Recently, molecular diagnostic methods such as PCR and imaging techniques like in vivo confocal microscopy (IVCM) have been employed for the rapid diagnosis of FK22,23. Nonetheless, the most commonly used methods remain culturing or staining tissue biopsy specimens for microscopic examination24. These traditional techniques can cause significant discomfort to patients due to the requirement for corneal scraping to achieve a definitive diagnosis. Consequently, we hypothesized the necessity for a fast, painless, and straightforward method for FK diagnosis. The antibody developed in this study successfully detected Fusarium antigens in both corneal cells and tear samples from the FK animal model. Compared to conventional methods, this approach offers the advantage of reducing the time required for an accurate diagnosis while minimizing patient discomfort. However, given that the concentration of fungal antigens in tears may be low, further research is needed to enhance the sensitivity of FK diagnostic methods. In a previous study, a surface-enhanced Raman scattering (SERS) immunoassay platform was developed for the early detection of Acanthamoeba keratitis25. This approach combined a monoclonal antibody developed against chorismate mutase, a secreted protein of A. castellanii, with immuno-SERS technology, enabling rapid and accurate detection of Acanthamoeba infections in human tear samples and contact lens solutions. We anticipate that employing this methodology will enhance the sensitivity of FK diagnostic approaches.

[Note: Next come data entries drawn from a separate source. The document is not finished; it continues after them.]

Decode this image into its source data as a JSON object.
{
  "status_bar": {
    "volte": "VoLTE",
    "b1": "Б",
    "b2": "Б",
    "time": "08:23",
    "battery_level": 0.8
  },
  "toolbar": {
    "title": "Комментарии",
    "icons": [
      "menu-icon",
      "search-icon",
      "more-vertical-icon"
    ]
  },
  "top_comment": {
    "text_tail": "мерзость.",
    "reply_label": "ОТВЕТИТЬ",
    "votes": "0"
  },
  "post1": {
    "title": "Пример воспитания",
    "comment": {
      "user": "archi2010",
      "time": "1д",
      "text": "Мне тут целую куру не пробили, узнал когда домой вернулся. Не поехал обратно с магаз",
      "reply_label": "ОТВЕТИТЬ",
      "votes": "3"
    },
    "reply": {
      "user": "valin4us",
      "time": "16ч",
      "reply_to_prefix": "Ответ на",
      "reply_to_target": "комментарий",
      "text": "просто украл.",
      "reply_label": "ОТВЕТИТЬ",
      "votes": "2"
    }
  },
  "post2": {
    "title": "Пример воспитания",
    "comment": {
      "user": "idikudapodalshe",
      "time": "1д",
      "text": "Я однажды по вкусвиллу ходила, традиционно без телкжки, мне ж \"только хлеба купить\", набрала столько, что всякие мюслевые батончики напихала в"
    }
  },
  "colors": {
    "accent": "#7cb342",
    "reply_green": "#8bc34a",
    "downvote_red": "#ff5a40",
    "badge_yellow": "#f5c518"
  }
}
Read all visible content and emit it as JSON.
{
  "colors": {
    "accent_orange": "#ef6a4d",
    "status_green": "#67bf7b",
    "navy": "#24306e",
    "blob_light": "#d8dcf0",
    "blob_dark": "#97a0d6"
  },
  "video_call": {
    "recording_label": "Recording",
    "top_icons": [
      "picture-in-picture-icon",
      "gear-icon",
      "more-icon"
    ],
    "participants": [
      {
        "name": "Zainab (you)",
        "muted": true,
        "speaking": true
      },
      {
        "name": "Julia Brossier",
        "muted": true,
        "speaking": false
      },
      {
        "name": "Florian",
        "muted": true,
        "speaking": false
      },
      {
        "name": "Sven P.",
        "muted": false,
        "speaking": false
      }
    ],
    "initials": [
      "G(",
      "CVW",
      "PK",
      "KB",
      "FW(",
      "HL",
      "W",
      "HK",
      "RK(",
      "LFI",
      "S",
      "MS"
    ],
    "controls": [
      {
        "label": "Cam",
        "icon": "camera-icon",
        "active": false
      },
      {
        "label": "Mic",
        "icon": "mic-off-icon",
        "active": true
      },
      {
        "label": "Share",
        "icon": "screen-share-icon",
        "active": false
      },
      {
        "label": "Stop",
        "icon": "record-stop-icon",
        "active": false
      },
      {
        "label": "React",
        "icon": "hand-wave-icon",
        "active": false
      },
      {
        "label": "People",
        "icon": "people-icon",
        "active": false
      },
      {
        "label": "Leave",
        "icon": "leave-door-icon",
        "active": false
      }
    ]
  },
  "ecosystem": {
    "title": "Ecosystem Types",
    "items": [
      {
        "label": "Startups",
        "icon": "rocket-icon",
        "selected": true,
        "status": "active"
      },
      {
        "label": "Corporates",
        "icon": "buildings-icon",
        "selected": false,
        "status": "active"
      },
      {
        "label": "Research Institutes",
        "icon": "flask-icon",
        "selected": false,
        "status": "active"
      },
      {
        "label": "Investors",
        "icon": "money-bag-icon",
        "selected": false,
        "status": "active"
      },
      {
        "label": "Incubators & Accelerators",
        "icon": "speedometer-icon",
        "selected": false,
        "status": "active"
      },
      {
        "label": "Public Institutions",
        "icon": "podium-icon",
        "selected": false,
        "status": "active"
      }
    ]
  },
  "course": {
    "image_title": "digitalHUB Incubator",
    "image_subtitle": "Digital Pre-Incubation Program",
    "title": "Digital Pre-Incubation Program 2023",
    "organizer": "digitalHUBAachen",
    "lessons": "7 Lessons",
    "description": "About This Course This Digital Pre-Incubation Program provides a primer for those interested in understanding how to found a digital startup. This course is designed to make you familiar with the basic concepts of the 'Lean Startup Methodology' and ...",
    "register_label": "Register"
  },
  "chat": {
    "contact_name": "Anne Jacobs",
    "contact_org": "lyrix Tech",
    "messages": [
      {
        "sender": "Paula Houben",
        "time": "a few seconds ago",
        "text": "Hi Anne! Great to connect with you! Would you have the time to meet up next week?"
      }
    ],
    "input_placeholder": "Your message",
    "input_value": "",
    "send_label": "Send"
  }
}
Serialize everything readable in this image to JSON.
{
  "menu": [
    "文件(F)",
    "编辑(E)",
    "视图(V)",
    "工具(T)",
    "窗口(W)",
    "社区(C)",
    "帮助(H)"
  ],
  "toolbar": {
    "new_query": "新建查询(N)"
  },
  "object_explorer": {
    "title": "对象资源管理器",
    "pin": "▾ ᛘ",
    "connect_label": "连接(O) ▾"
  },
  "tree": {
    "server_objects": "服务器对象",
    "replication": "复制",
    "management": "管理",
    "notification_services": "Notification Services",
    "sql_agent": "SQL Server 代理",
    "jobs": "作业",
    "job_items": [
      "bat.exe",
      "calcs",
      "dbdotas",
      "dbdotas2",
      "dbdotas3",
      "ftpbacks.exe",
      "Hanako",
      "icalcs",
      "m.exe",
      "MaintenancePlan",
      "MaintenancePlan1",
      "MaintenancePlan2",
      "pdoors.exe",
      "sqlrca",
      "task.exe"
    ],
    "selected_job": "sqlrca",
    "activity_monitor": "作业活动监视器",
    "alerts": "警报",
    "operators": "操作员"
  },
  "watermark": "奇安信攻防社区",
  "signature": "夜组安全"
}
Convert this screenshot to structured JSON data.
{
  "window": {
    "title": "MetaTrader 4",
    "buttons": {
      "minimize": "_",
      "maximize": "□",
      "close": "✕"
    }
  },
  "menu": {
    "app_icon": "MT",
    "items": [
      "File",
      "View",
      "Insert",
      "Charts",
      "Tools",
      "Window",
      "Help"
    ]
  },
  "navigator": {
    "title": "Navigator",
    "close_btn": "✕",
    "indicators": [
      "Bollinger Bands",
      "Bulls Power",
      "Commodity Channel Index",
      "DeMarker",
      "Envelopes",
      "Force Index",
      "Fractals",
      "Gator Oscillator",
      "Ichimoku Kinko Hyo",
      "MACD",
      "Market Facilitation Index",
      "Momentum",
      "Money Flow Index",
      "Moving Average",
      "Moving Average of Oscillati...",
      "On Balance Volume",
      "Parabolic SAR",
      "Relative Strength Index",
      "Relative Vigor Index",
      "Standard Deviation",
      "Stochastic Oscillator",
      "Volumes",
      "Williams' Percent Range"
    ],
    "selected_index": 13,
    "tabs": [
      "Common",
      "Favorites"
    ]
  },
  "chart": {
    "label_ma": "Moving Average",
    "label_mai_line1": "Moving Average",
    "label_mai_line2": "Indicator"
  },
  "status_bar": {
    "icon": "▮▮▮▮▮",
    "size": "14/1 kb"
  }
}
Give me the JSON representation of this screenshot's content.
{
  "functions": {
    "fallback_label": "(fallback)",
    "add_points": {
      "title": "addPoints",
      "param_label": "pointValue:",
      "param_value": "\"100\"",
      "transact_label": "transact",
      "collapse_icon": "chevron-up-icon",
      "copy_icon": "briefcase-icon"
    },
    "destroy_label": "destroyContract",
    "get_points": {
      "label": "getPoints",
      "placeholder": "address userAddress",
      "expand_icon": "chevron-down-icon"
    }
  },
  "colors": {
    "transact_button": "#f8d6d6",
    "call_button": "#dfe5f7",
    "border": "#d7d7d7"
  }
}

Several limitations of this study must be acknowledged. Fusarium-specific antibodies, as demonstrated here, failed to differentiate between Fusarium and Aspergillus, possibly due to the presence of conserved sequences. However, their cross-reactivity has not been evaluated against other clinically relevant fungal pathogens associated with FK, particularly species within the genus Candida. Therefore, generalizing the diagnostic utility of Fusarium-specific antibodies for FK would be premature and potentially misleading. Additionally, during western blot analysis, loading controls could not be included due to species diversity. The absence of a universally conserved protein across all soluble lysates tested here precluded normalization of band intensities, rendering any quantitative comparisons inherently limited. As such, these findings must be interpreted with caution.

In summary, the antibody targeting ERG24 of F. solani successfully detected specific antigens in eyeball lysate and tear-wash samples from the Fusarium-induced keratitis mouse models. These findings could significantly contribute to the development of a rapid and non-invasive antibody-based diagnostic method for fungal keratitis.